What I’m trying to do is to extract phone numbers according to a regex pattern, which is defined in nlu intents with examples. If a number have this pattern, it should follow a path. Otherwise, it should receive a “invalid_phone_number” intent. But when I train and run my project, numbers out of this pattern are extracted for both extractors:

rasa.core.processor - Received user message '**00000**' with intent '{'id': 5831918261946756680, 'name': 'invalid_phone_number', 'confidence': 0.27582165598869324}' and entities '[{'entity': 'regex_phone_number', 'start': 0, 'end': 5, 'confidence_entity': 0.45642849802970886, 'value': '00000', 'extractor': 'DIETClassifier'}]'

How can I do to extract only numbers that follow this pattern, so it won’t accept numbers like “0000”? I already tested this line of regex and it looks fine.

1 Like

@shaysi Have you check these?

  1. NLU Training Data
  2. Components
  3. https://rasa.com/docs/rasa/components#regexentityextractorhttps://rasa.com/docs/rasa/components#regexentityextractor

I will encourage please read the document for Regex and Regular Expression.

Hope this will solve your problem https://youtu.be/tMR1PNe0JB4

Yes, I’ve been working reading these material. I can extract correct examples, but at the same time, the extractor is accepting number options that is not in the regex pattern provided and tested.

@shaysi have you seen and tried the video tutorial?
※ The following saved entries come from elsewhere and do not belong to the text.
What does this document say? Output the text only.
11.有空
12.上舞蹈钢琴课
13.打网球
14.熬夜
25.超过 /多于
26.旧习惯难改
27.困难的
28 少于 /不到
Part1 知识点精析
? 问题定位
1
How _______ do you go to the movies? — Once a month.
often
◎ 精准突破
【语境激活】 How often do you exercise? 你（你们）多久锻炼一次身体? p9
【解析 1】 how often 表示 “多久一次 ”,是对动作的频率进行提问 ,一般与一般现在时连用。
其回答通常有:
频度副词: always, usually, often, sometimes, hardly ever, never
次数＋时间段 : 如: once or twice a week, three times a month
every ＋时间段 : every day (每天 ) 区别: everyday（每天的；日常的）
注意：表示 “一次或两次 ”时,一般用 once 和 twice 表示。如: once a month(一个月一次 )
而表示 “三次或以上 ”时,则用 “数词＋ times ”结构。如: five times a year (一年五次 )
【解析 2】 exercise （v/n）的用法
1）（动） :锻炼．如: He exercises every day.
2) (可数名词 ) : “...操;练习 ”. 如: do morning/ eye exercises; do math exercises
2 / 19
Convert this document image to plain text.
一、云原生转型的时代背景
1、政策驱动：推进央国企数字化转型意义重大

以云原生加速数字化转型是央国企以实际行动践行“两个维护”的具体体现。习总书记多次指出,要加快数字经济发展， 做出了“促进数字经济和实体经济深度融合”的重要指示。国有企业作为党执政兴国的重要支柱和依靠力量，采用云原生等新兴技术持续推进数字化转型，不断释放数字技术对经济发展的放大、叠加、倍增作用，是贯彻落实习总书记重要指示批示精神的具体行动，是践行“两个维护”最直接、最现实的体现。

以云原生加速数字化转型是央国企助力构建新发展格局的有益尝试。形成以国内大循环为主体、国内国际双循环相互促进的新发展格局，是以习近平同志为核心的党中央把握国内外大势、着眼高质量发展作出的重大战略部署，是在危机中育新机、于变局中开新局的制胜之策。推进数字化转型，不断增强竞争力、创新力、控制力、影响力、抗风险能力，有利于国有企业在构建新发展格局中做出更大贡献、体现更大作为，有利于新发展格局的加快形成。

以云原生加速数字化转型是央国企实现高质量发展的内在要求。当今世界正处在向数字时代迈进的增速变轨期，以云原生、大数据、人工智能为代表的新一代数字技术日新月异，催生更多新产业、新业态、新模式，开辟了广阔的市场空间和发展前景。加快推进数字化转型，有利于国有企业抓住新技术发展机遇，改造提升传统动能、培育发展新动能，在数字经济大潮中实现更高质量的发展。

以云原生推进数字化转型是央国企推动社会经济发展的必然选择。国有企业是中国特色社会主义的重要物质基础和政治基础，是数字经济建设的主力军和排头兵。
Check you regex https://regexr.com

Can you share with Screenshot?

Yes, just watched. I’m doing the same as his and I found my error: it was with my regex pattern. Thanks for your help :slight_smile:

1 Like

@shaysi can you close this thread with the solution for others? Thanks it’s good your query solved! If you have any issue do let us know!

1 Like